One ubiquitous form of window treatment is the roller shade. A common window covering during the 19th century, a roller shade is simply a rectangular panel of fabric, or other material, that is attached to a cylindrical, rotating tube. The shade tube is mounted near the header of the window such that the shade rolls up upon itself as the shade tube rotates in one direction, and rolls down to cover the a desired portion of the window when the shade tube is rotated in the opposite direction.
A control system, mounted at one end of the shade tube, can secure the shade at one or more positions along the extent of its travel, regardless of the direction of rotation of the shade tube Simple mechanical control systems include ratchet-and-pawl mechanisms, friction brakes, clutches, etc. To roll the shade up and down, and to position the shade at intermediate locations along its extend of travel, ratchet-and-pawl and friction brake mechanisms require the lower edge of the shade to be manipulated by the user, while clutch mechanisms include a control chain that is manipulated by the user.

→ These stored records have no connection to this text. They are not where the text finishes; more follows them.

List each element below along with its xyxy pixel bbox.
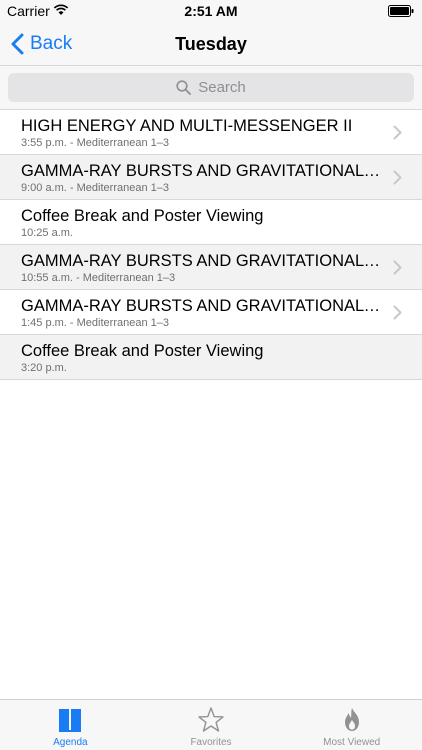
chevron-right-icon bbox=[393, 170, 402, 185]
back-label: Back bbox=[30, 33, 73, 54]
session-row[interactable]: Coffee Break and Poster Viewing 3:20 p.m. bbox=[0, 335, 422, 380]
session-subtitle: 3:55 p.m. - Mediterranean 1–3 bbox=[21, 137, 169, 149]
session-row[interactable]: HIGH ENERGY AND MULTI-MESSENGER II 3:55 p… bbox=[0, 110, 422, 155]
session-subtitle: 10:25 a.m. bbox=[21, 227, 73, 239]
search-input[interactable]: Search bbox=[8, 73, 414, 102]
search-bar: Search bbox=[0, 66, 422, 110]
session-subtitle: 1:45 p.m. - Mediterranean 1–3 bbox=[21, 317, 169, 329]
session-row[interactable]: GAMMA-RAY BURSTS AND GRAVITATIONAL W… 1:4… bbox=[0, 290, 422, 335]
star-icon bbox=[198, 707, 224, 732]
session-title: HIGH ENERGY AND MULTI-MESSENGER II bbox=[21, 117, 353, 135]
flame-icon bbox=[344, 708, 359, 731]
back-chevron-icon bbox=[11, 33, 24, 55]
navigation-bar: Back Tuesday bbox=[0, 22, 422, 66]
tab-label: Favorites bbox=[190, 737, 232, 748]
tab-label: Agenda bbox=[53, 737, 88, 748]
session-title: GAMMA-RAY BURSTS AND GRAVITATIONAL W… bbox=[21, 162, 383, 180]
session-title: GAMMA-RAY BURSTS AND GRAVITATIONAL W… bbox=[21, 297, 383, 315]
session-row[interactable]: GAMMA-RAY BURSTS AND GRAVITATIONAL W… 9:0… bbox=[0, 155, 422, 200]
back-button[interactable]: Back bbox=[10, 22, 72, 66]
session-list: HIGH ENERGY AND MULTI-MESSENGER II 3:55 p… bbox=[0, 110, 422, 380]
tab-agenda[interactable]: Agenda bbox=[0, 700, 141, 750]
session-title: Coffee Break and Poster Viewing bbox=[21, 342, 264, 360]
tab-label: Most Viewed bbox=[323, 737, 381, 748]
search-placeholder: Search bbox=[198, 79, 246, 96]
session-title: Coffee Break and Poster Viewing bbox=[21, 207, 264, 225]
session-subtitle: 9:00 a.m. - Mediterranean 1–3 bbox=[21, 182, 169, 194]
status-bar: Carrier 2:51 AM bbox=[0, 0, 422, 22]
session-title: GAMMA-RAY BURSTS AND GRAVITATIONAL W… bbox=[21, 252, 383, 270]
tab-favorites[interactable]: Favorites bbox=[141, 700, 282, 750]
session-subtitle: 10:55 a.m. - Mediterranean 1–3 bbox=[21, 272, 176, 284]
session-subtitle: 3:20 p.m. bbox=[21, 362, 67, 374]
book-icon bbox=[59, 709, 82, 732]
tab-bar: Agenda Favorites Most Viewed bbox=[0, 699, 422, 750]
chevron-right-icon bbox=[393, 305, 402, 320]
search-icon bbox=[176, 80, 192, 95]
chevron-right-icon bbox=[393, 125, 402, 140]
tab-most-viewed[interactable]: Most Viewed bbox=[281, 700, 422, 750]
battery-icon bbox=[388, 5, 414, 17]
status-time: 2:51 AM bbox=[184, 3, 238, 19]
session-row[interactable]: GAMMA-RAY BURSTS AND GRAVITATIONAL W… 10:… bbox=[0, 245, 422, 290]
chevron-right-icon bbox=[393, 260, 402, 275]
session-row[interactable]: Coffee Break and Poster Viewing 10:25 a.m… bbox=[0, 200, 422, 245]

Not surprisingly, motorization of the roller shade was accomplished, quite simply, by replacing the simple, mechanical control system with an electric motor that is directly coupled to the shade tube. The motor may be located inside or outside the shade tube, is fixed to the roller shade support and is connected to a simple switch, or, in more sophisticated applications, to a radio frequency (RF) or infrared (IR) transceiver, that controls the activation of the motor and the rotation of the shade tube.

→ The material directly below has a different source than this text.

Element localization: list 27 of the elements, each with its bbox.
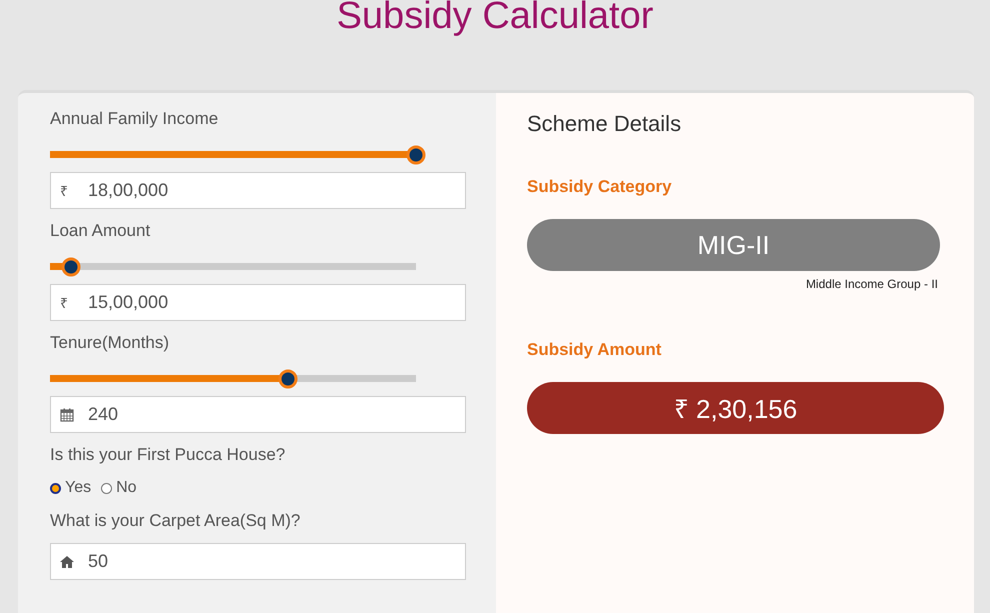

Many known motorized roller shades provide power, such as 120 VAC, 220/230 VAC 50/60 Hz, etc., to the motor and control electronics from the facility in which the motorized roller shade is installed. Recently-developed battery-powered roller shades provide installation flexibility by removing the requirement to connect the motor and control electronics to facility power. The batteries for these roller shades are typically mounted within, above, or adjacent to the shade mounting bracket, headrail or fascia. Unfortunately, these battery-powered systems suffer from many drawbacks, including, for example, high levels of self-generated noise, inadequate battery life, inadequate or nonexistent counterbalancing capability, inadequate or nonexistent manual operation capability, inconvenient installation requirements, and the like.

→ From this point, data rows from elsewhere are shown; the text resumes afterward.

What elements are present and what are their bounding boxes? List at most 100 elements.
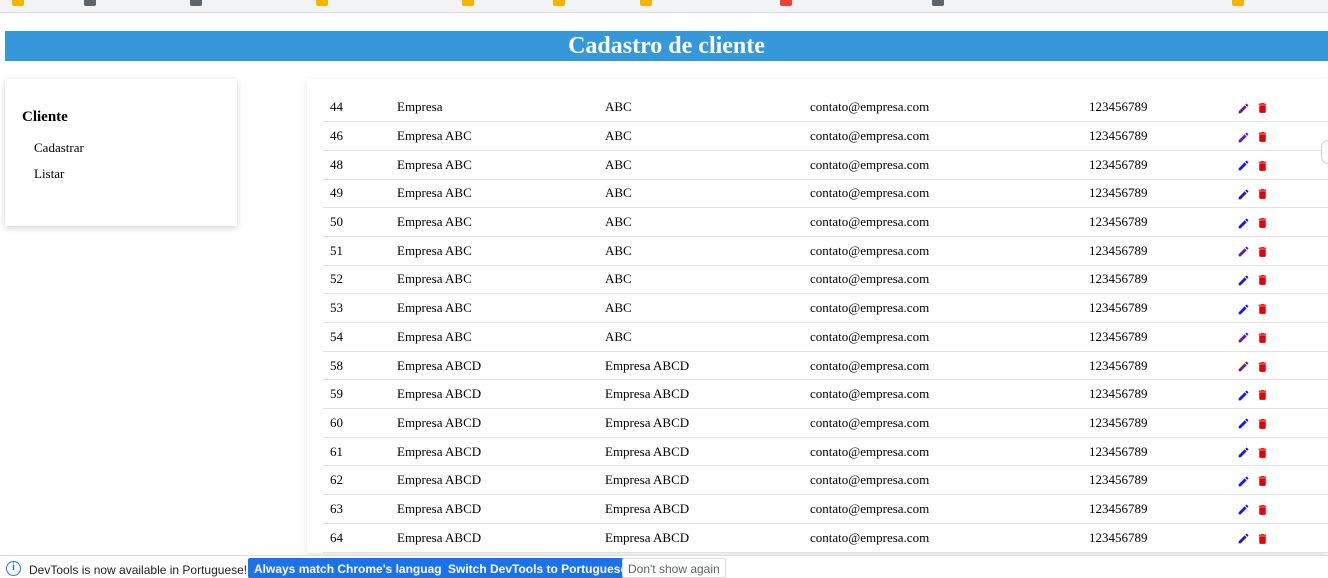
edit-icon[interactable] bbox=[1237, 389, 1250, 402]
edit-icon[interactable] bbox=[1237, 159, 1250, 172]
client-alias: ABC bbox=[605, 236, 810, 266]
edit-icon[interactable] bbox=[1237, 331, 1250, 344]
edit-icon[interactable] bbox=[1237, 503, 1250, 516]
row-actions bbox=[1237, 437, 1328, 467]
client-id: 61 bbox=[323, 437, 397, 467]
edit-icon[interactable] bbox=[1237, 417, 1250, 430]
row-actions bbox=[1237, 121, 1328, 151]
client-phone: 123456789 bbox=[1089, 379, 1237, 410]
client-id: 54 bbox=[323, 322, 397, 352]
client-email: contato@empresa.com bbox=[810, 293, 1089, 323]
trash-icon[interactable] bbox=[1256, 388, 1269, 402]
trash-icon[interactable] bbox=[1256, 503, 1269, 517]
client-email: contato@empresa.com bbox=[810, 523, 1089, 553]
bookmark-icon[interactable] bbox=[462, 0, 474, 6]
client-phone: 123456789 bbox=[1089, 351, 1237, 381]
edit-icon[interactable] bbox=[1237, 245, 1250, 258]
bookmark-icon[interactable] bbox=[1232, 0, 1244, 6]
trash-icon[interactable] bbox=[1256, 302, 1269, 316]
bookmark-icon[interactable] bbox=[780, 0, 792, 6]
client-email: contato@empresa.com bbox=[810, 150, 1089, 180]
client-email: contato@empresa.com bbox=[810, 121, 1089, 151]
bookmark-icon[interactable] bbox=[932, 0, 944, 6]
client-alias: ABC bbox=[605, 121, 810, 151]
trash-icon[interactable] bbox=[1256, 331, 1269, 345]
table-row: 48 Empresa ABC ABC contato@empresa.com 12345… bbox=[323, 150, 1328, 180]
trash-icon[interactable] bbox=[1256, 101, 1269, 115]
client-alias: Empresa ABCD bbox=[605, 494, 810, 524]
table-row: 50 Empresa ABC ABC contato@empresa.com 12345… bbox=[323, 207, 1328, 237]
edit-icon[interactable] bbox=[1237, 475, 1250, 488]
bookmark-icon[interactable] bbox=[316, 0, 328, 6]
bookmark-icon[interactable] bbox=[553, 0, 565, 6]
client-id: 64 bbox=[323, 523, 397, 553]
edit-icon[interactable] bbox=[1237, 274, 1250, 287]
client-alias: Empresa ABCD bbox=[605, 351, 810, 381]
trash-icon[interactable] bbox=[1256, 245, 1269, 259]
client-email: contato@empresa.com bbox=[810, 179, 1089, 209]
client-phone: 123456789 bbox=[1089, 322, 1237, 352]
dont-show-again-button[interactable]: Don't show again bbox=[622, 558, 726, 578]
client-name: Empresa ABC bbox=[397, 293, 605, 323]
client-email: contato@empresa.com bbox=[810, 207, 1089, 237]
edit-icon[interactable] bbox=[1237, 188, 1250, 201]
client-email: contato@empresa.com bbox=[810, 494, 1089, 524]
trash-icon[interactable] bbox=[1256, 159, 1269, 173]
client-alias: ABC bbox=[605, 93, 810, 123]
client-id: 53 bbox=[323, 293, 397, 323]
bookmark-icon[interactable] bbox=[640, 0, 652, 6]
edit-icon[interactable] bbox=[1237, 217, 1250, 230]
trash-icon[interactable] bbox=[1256, 446, 1269, 460]
table-row: 63 Empresa ABCD Empresa ABCD contato@empres… bbox=[323, 494, 1328, 524]
edit-icon[interactable] bbox=[1237, 532, 1250, 545]
trash-icon[interactable] bbox=[1256, 474, 1269, 488]
row-actions bbox=[1237, 236, 1328, 266]
table-row: 59 Empresa ABCD Empresa ABCD contato@empres… bbox=[323, 379, 1328, 410]
client-name: Empresa ABCD bbox=[397, 351, 605, 381]
bookmark-icon[interactable] bbox=[12, 0, 24, 6]
trash-icon[interactable] bbox=[1256, 532, 1269, 546]
client-name: Empresa ABCD bbox=[397, 437, 605, 467]
edit-icon[interactable] bbox=[1237, 303, 1250, 316]
trash-icon[interactable] bbox=[1256, 273, 1269, 287]
sidebar-title: Cliente bbox=[22, 109, 68, 125]
row-actions bbox=[1237, 351, 1328, 381]
client-phone: 123456789 bbox=[1089, 408, 1237, 438]
edit-icon[interactable] bbox=[1237, 446, 1250, 459]
trash-icon[interactable] bbox=[1256, 187, 1269, 201]
client-alias: ABC bbox=[605, 150, 810, 180]
bookmark-icon[interactable] bbox=[190, 0, 202, 6]
row-actions bbox=[1237, 523, 1328, 553]
table-row: 53 Empresa ABC ABC contato@empresa.com 12345… bbox=[323, 293, 1328, 323]
client-phone: 123456789 bbox=[1089, 150, 1237, 180]
table-row: 60 Empresa ABCD Empresa ABCD contato@empres… bbox=[323, 408, 1328, 438]
table-row: 52 Empresa ABC ABC contato@empresa.com 12345… bbox=[323, 265, 1328, 295]
trash-icon[interactable] bbox=[1256, 216, 1269, 230]
trash-icon[interactable] bbox=[1256, 417, 1269, 431]
match-language-button[interactable]: Always match Chrome's language bbox=[248, 558, 455, 578]
trash-icon[interactable] bbox=[1256, 130, 1269, 144]
sidebar-link-listar[interactable]: Listar bbox=[34, 166, 237, 182]
client-alias: ABC bbox=[605, 322, 810, 352]
edit-icon[interactable] bbox=[1237, 360, 1250, 373]
info-icon: i bbox=[6, 561, 21, 576]
scroll-handle[interactable] bbox=[1321, 140, 1328, 164]
client-email: contato@empresa.com bbox=[810, 322, 1089, 352]
table-row: 61 Empresa ABCD Empresa ABCD contato@empres… bbox=[323, 437, 1328, 467]
client-email: contato@empresa.com bbox=[810, 379, 1089, 410]
sidebar-link-cadastrar[interactable]: Cadastrar bbox=[34, 140, 237, 156]
client-name: Empresa ABC bbox=[397, 150, 605, 180]
client-name: Empresa bbox=[397, 93, 605, 123]
client-phone: 123456789 bbox=[1089, 494, 1237, 524]
client-alias: Empresa ABCD bbox=[605, 465, 810, 496]
bookmark-icon[interactable] bbox=[84, 0, 96, 6]
row-actions bbox=[1237, 379, 1328, 410]
trash-icon[interactable] bbox=[1256, 360, 1269, 374]
clients-table-body: 44 Empresa ABC contato@empresa.com 123456789… bbox=[323, 93, 1328, 553]
edit-icon[interactable] bbox=[1237, 102, 1250, 115]
client-id: 48 bbox=[323, 150, 397, 180]
switch-devtools-button[interactable]: Switch DevTools to Portuguese bbox=[442, 558, 634, 578]
client-id: 63 bbox=[323, 494, 397, 524]
client-alias: ABC bbox=[605, 293, 810, 323]
edit-icon[interactable] bbox=[1237, 131, 1250, 144]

Moreover, setting the operational range of a motorized shade or blind is necessary to assure control of solar gain and privacy. Therefore many known motorized roller shade designs have taken several approaches, for example, external limit switches, internal limit switches, and hard stops which stall the motor at the limits. Limit switches have inherent drawbacks as they can be expensive and can fail over time. External limit switches are typically installed during the installation which can be time consuming whereas internal limit switches are installed into the control system of the shade or blind and can be operated by lead screws and nuts or cams also adding cost. Hard stops require the installer to run a set up routine after the shade or blind is installed and provide a satisfactory way to set the upper and lower travel limits which define the operational range of the shade or blind. Typical drawbacks to hard stops include the noise, the wear and tear on the components and in the case of battery power supplies and the use of additional current to stall the motor which shorten the battery life.